Trump representa uma ruptura com esse arranjo. Sua retórica “America First”, seu desprezo por alianças internacionais e sua hostilidade às instituições transnacionais sinalizam o abandono dessa arquitetura. Seu projeto, se levado às últimas consequências, visa instaurar uma nova lógica — ou melhor, ressuscitar uma lógica anterior ao liberalismo global: a lógica do mercantilismo nacionalista e da xenofobia institucionalizada.
Do liberalismo ao mercantilismo
O liberalismo econômico baseia-se na ideia de que o comércio livre entre nações produz prosperidade mútua. Essa noção foi abraçada tanto por conservadores quanto por progressistas ao longo do século XX. Já o mercantilismo — paradigma dominante antes do Iluminismo e das revoluções liberais — via o comércio como um jogo de soma zero: o ganho de um país era a perda de outro. Trump adere, intuitivamente, a essa visão pré-moderna da economia global. Tarifas, guerras comerciais, chantagens econômicas e isolamento produtivo não são distorções em seu programa — são sua essência.
Isso não significa um retorno ingênuo ao protecionismo industrial do século XIX, mas uma reconfiguração cínica: uma elite econômica transnacional que lucra com a desregulação doméstica ao mesmo tempo que estimula o ódio ao estrangeiro como válvula de escape popular.

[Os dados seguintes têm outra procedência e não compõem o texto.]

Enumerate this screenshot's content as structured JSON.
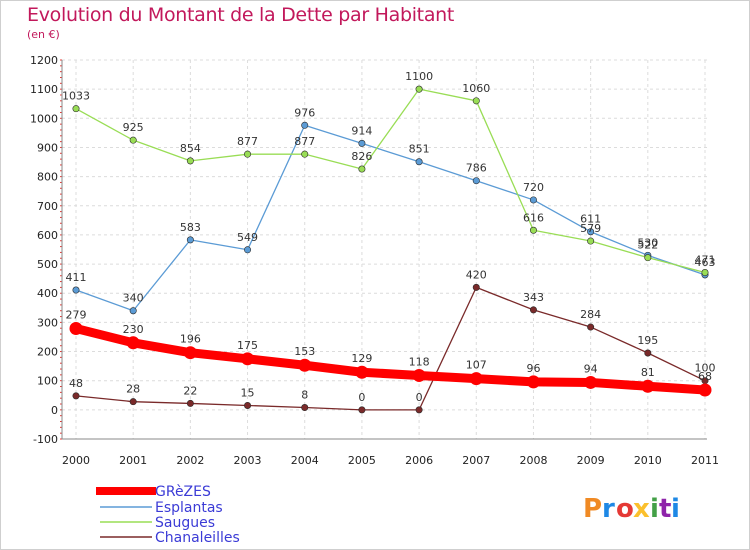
{
  "title": "Evolution du Montant de la Dette par Habitant",
  "subtitle": "(en €)",
  "brand": {
    "logo_text": "Proxiti",
    "colors": [
      "#f08a24",
      "#1e88e5",
      "#e53935",
      "#fbc02d",
      "#43a047",
      "#8e24aa",
      "#1e88e5"
    ]
  },
  "chart_data": {
    "type": "line",
    "title": "Evolution du Montant de la Dette par Habitant",
    "xlabel": "",
    "ylabel": "(en €)",
    "ylim": [
      -100,
      1200
    ],
    "yticks": [
      -100,
      0,
      100,
      200,
      300,
      400,
      500,
      600,
      700,
      800,
      900,
      1000,
      1100,
      1200
    ],
    "grid": true,
    "legend_position": "bottom-left",
    "x": [
      "2000",
      "2001",
      "2002",
      "2003",
      "2004",
      "2005",
      "2006",
      "2007",
      "2008",
      "2009",
      "2010",
      "2011"
    ],
    "series": [
      {
        "name": "GRèZES",
        "color": "#ff0000",
        "bold": true,
        "values": [
          279,
          230,
          196,
          175,
          153,
          129,
          118,
          107,
          96,
          94,
          81,
          68
        ]
      },
      {
        "name": "Esplantas",
        "color": "#5b9bd5",
        "values": [
          411,
          340,
          583,
          549,
          976,
          914,
          851,
          786,
          720,
          611,
          530,
          463
        ]
      },
      {
        "name": "Saugues",
        "color": "#99dd55",
        "values": [
          1033,
          925,
          854,
          877,
          877,
          826,
          1100,
          1060,
          616,
          579,
          522,
          471
        ]
      },
      {
        "name": "Chanaleilles",
        "color": "#7a2a2a",
        "values": [
          48,
          28,
          22,
          15,
          8,
          0,
          0,
          420,
          343,
          284,
          195,
          100
        ]
      }
    ]
  }
}
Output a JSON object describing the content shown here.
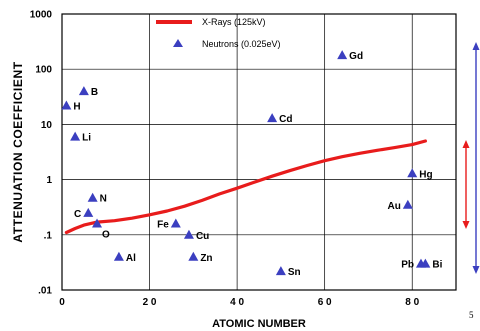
{
  "chart_data": {
    "type": "scatter",
    "xlabel": "ATOMIC NUMBER",
    "ylabel": "ATTENUATION COEFFICIENT",
    "xlim": [
      0,
      90
    ],
    "ylim": [
      0.01,
      1000
    ],
    "yscale": "log",
    "grid": true,
    "legend_position": "top-center",
    "x_ticks": [
      {
        "value": 0,
        "label": "0"
      },
      {
        "value": 20,
        "label": "2 0"
      },
      {
        "value": 40,
        "label": "4 0"
      },
      {
        "value": 60,
        "label": "6 0"
      },
      {
        "value": 80,
        "label": "8 0"
      }
    ],
    "y_ticks": [
      {
        "value": 1000,
        "label": "1000"
      },
      {
        "value": 100,
        "label": "100"
      },
      {
        "value": 10,
        "label": "10"
      },
      {
        "value": 1,
        "label": "1"
      },
      {
        "value": 0.1,
        "label": ".1"
      },
      {
        "value": 0.01,
        "label": ".01"
      }
    ],
    "series": [
      {
        "name": "X-Rays (125kV)",
        "kind": "line",
        "color": "#e81c1c",
        "x": [
          1,
          3,
          5,
          8,
          12,
          16,
          20,
          24,
          28,
          32,
          36,
          40,
          44,
          48,
          52,
          56,
          60,
          64,
          68,
          72,
          76,
          80,
          83
        ],
        "y": [
          0.11,
          0.13,
          0.15,
          0.17,
          0.18,
          0.2,
          0.23,
          0.27,
          0.33,
          0.42,
          0.55,
          0.7,
          0.9,
          1.15,
          1.45,
          1.8,
          2.2,
          2.6,
          3.0,
          3.4,
          3.8,
          4.3,
          5.0
        ]
      },
      {
        "name": "Neutrons (0.025eV)",
        "kind": "scatter",
        "color": "#3b3fc0",
        "points": [
          {
            "label": "H",
            "x": 1,
            "y": 22
          },
          {
            "label": "B",
            "x": 5,
            "y": 40
          },
          {
            "label": "Li",
            "x": 3,
            "y": 6
          },
          {
            "label": "N",
            "x": 7,
            "y": 0.47
          },
          {
            "label": "C",
            "x": 6,
            "y": 0.25
          },
          {
            "label": "O",
            "x": 8,
            "y": 0.16
          },
          {
            "label": "Al",
            "x": 13,
            "y": 0.04
          },
          {
            "label": "Fe",
            "x": 26,
            "y": 0.16
          },
          {
            "label": "Cu",
            "x": 29,
            "y": 0.1
          },
          {
            "label": "Zn",
            "x": 30,
            "y": 0.04
          },
          {
            "label": "Cd",
            "x": 48,
            "y": 13
          },
          {
            "label": "Sn",
            "x": 50,
            "y": 0.022
          },
          {
            "label": "Gd",
            "x": 64,
            "y": 180
          },
          {
            "label": "Hg",
            "x": 80,
            "y": 1.3
          },
          {
            "label": "Au",
            "x": 79,
            "y": 0.35
          },
          {
            "label": "Pb",
            "x": 82,
            "y": 0.03
          },
          {
            "label": "Bi",
            "x": 83,
            "y": 0.03
          }
        ]
      }
    ]
  },
  "page_number": "5",
  "side_arrows": [
    {
      "name": "neutron-range-arrow",
      "color": "#3b3fc0"
    },
    {
      "name": "xray-range-arrow",
      "color": "#e81c1c"
    }
  ]
}
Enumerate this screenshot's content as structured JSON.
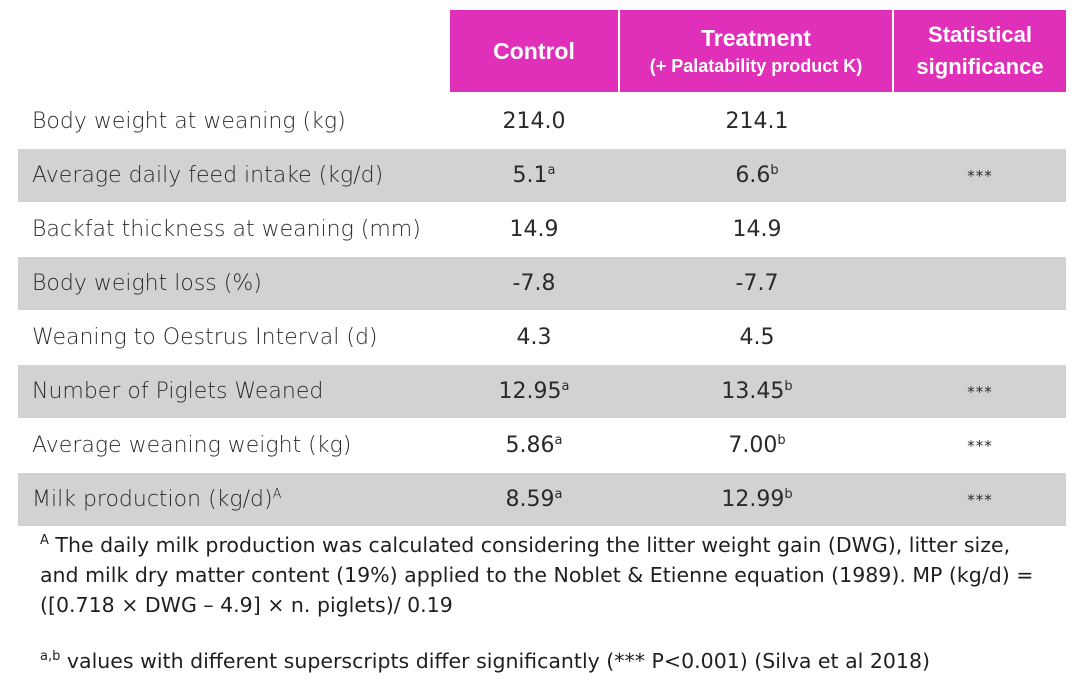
{
  "header": {
    "control": "Control",
    "treatment_line1": "Treatment",
    "treatment_line2": "(+ Palatability product K)",
    "stat_line1": "Statistical",
    "stat_line2": "significance"
  },
  "rows": [
    {
      "label": "Body weight at weaning (kg)",
      "label_sup": "",
      "control": "214.0",
      "control_sup": "",
      "treatment": "214.1",
      "treatment_sup": "",
      "significance": "",
      "shaded": false
    },
    {
      "label": "Average daily feed intake (kg/d)",
      "label_sup": "",
      "control": "5.1",
      "control_sup": "a",
      "treatment": "6.6",
      "treatment_sup": "b",
      "significance": "***",
      "shaded": true
    },
    {
      "label": "Backfat thickness at weaning (mm)",
      "label_sup": "",
      "control": "14.9",
      "control_sup": "",
      "treatment": "14.9",
      "treatment_sup": "",
      "significance": "",
      "shaded": false
    },
    {
      "label": "Body weight loss (%)",
      "label_sup": "",
      "control": "-7.8",
      "control_sup": "",
      "treatment": "-7.7",
      "treatment_sup": "",
      "significance": "",
      "shaded": true
    },
    {
      "label": "Weaning to Oestrus Interval (d)",
      "label_sup": "",
      "control": "4.3",
      "control_sup": "",
      "treatment": "4.5",
      "treatment_sup": "",
      "significance": "",
      "shaded": false
    },
    {
      "label": "Number of Piglets Weaned",
      "label_sup": "",
      "control": "12.95",
      "control_sup": "a",
      "treatment": "13.45",
      "treatment_sup": "b",
      "significance": "***",
      "shaded": true
    },
    {
      "label": "Average weaning weight (kg)",
      "label_sup": "",
      "control": "5.86",
      "control_sup": "a",
      "treatment": "7.00",
      "treatment_sup": "b",
      "significance": "***",
      "shaded": false
    },
    {
      "label": "Milk production (kg/d)",
      "label_sup": "A",
      "control": "8.59",
      "control_sup": "a",
      "treatment": "12.99",
      "treatment_sup": "b",
      "significance": "***",
      "shaded": true
    }
  ],
  "footnotes": {
    "note_a_sup": "A",
    "note_a_text": " The daily milk production was calculated considering the litter weight gain (DWG), litter size, and milk dry matter content (19%) applied to the  Noblet & Etienne equation (1989). MP (kg/d) = ([0.718 × DWG – 4.9] × n. piglets)/ 0.19",
    "note_b_sup": "a,b",
    "note_b_text": " values with different superscripts differ significantly (*** P<0.001) (Silva et al 2018)"
  },
  "colors": {
    "header_bg": "#e02fb8",
    "shaded_row_bg": "#d2d2d2"
  }
}
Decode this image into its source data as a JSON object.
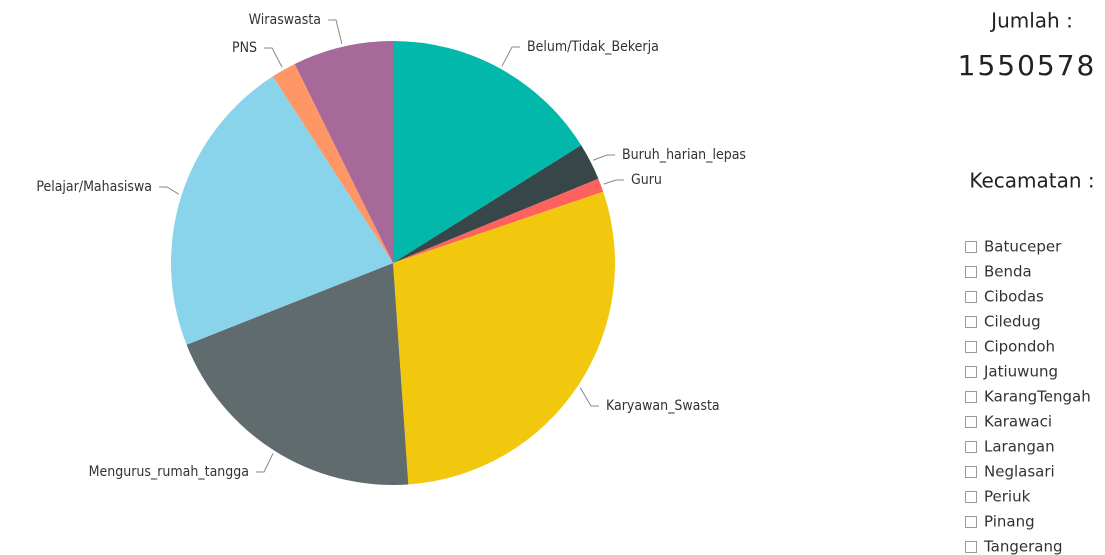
{
  "chart_data": {
    "type": "pie",
    "categories": [
      "Belum/Tidak_Bekerja",
      "Buruh_harian_lepas",
      "Guru",
      "Karyawan_Swasta",
      "Mengurus_rumah_tangga",
      "Pelajar/Mahasiswa",
      "PNS",
      "Wiraswasta"
    ],
    "values": [
      16.1,
      2.7,
      1.0,
      29.1,
      20.1,
      21.9,
      1.8,
      7.3
    ],
    "colors": [
      "#01B8AA",
      "#374649",
      "#FD625E",
      "#F2C80F",
      "#5F6B6D",
      "#8AD4EB",
      "#FE9666",
      "#A66999"
    ]
  },
  "card": {
    "label": "Jumlah :",
    "value": "1550578"
  },
  "slicer": {
    "title": "Kecamatan :",
    "items": [
      "Batuceper",
      "Benda",
      "Cibodas",
      "Ciledug",
      "Cipondoh",
      "Jatiuwung",
      "KarangTengah",
      "Karawaci",
      "Larangan",
      "Neglasari",
      "Periuk",
      "Pinang",
      "Tangerang"
    ]
  }
}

Xenofobia como política de Estado
Ao romper com o pacto do pós-guerra, Trump também solapa os mecanismos que buscaram conter o nacionalismo étnico e a intolerância. O acolhimento de refugiados, a promoção dos direitos humanos e o combate ao racismo institucional foram marcas — ainda que muitas vezes simbólicas — do regime liberal internacional. Em contrapartida, o trumpismo abraça a exclusão: muros, deportações em massa, islamofobia, anti-imigração latina, linguagem de “pureza nacional” e até flertes com teorias conspiratórias racializadas.
A promessa do liberalismo, de que a história caminhava em direção a uma maior integração entre os povos, é ridicularizada. O que se impõe é um retorno brutal à identidade como destino, à cidadania como privilégio racial, e ao Estado como instrumento de exclusão.
O desmonte do pacto global
Trump não é um erro de percurso. Ele é o sintoma de um esgotamento. A ordem liberal, corroída pelas suas próprias contradições — desigualdade, hiperfinanciarização, alienação cultural — abriu espaço para a ascensão de um projeto autoritário. O pacto global do pós-guerra não ruiu apenas pela ação externa, mas pela implosão de dentro: elites que abandonaram o povo, democracias sequestradas pelo capital, e instituições esvaziadas de legitimidade.
O trumpismo, então, surge como uma contra-revolução. E não mais apenas contra a esquerda, mas contra a própria modernidade liberal.
Epílogo: a terceira Guerra Fria?
Se a Segunda Guerra Mundial produziu o mundo liberal e a Guerra Fria consolidou sua hegemonia, o novo ciclo liderado por figuras como Trump pode ser entendido como o prenúncio de uma Terceira Guerra Fria — uma disputa não apenas entre Estados, mas entre formas de vida. Entre o cosmopolitismo e o tribalismo. Entre o universalismo e o identitarismo. Entre a abertura e o fechamento.
Trump não é só um presidente. É um fato histórico. Um divisor de eras. E talvez, o arauto de um novo mundo que se ergue sobre as ruínas do antigo.
Contraponto por Luciano Bivar
Mas uma coisa fica clara: a democracia tem ainda uma falha mercantilista ao abrir espaço para aventureiros, populistas, loucos de todo gênero, posto que jamais devemos esquecer: antes do discurso vem o homem, com seus desvios congênitos, que são mentirosamente, escondidos em juras democráticas.
Então, não é o fim da democracia Liberal, mas um fato episódico o qual vivemos, que nem os mais sofisticados mecanismos da IA poderá prever. O homem é, e será sempre o homem, desde a época da pedra, com seus defeitos e acertos. Mas a prosperidade global da história do homem, jamais poderá prescindir do cosmopolismo pelo tribalismo.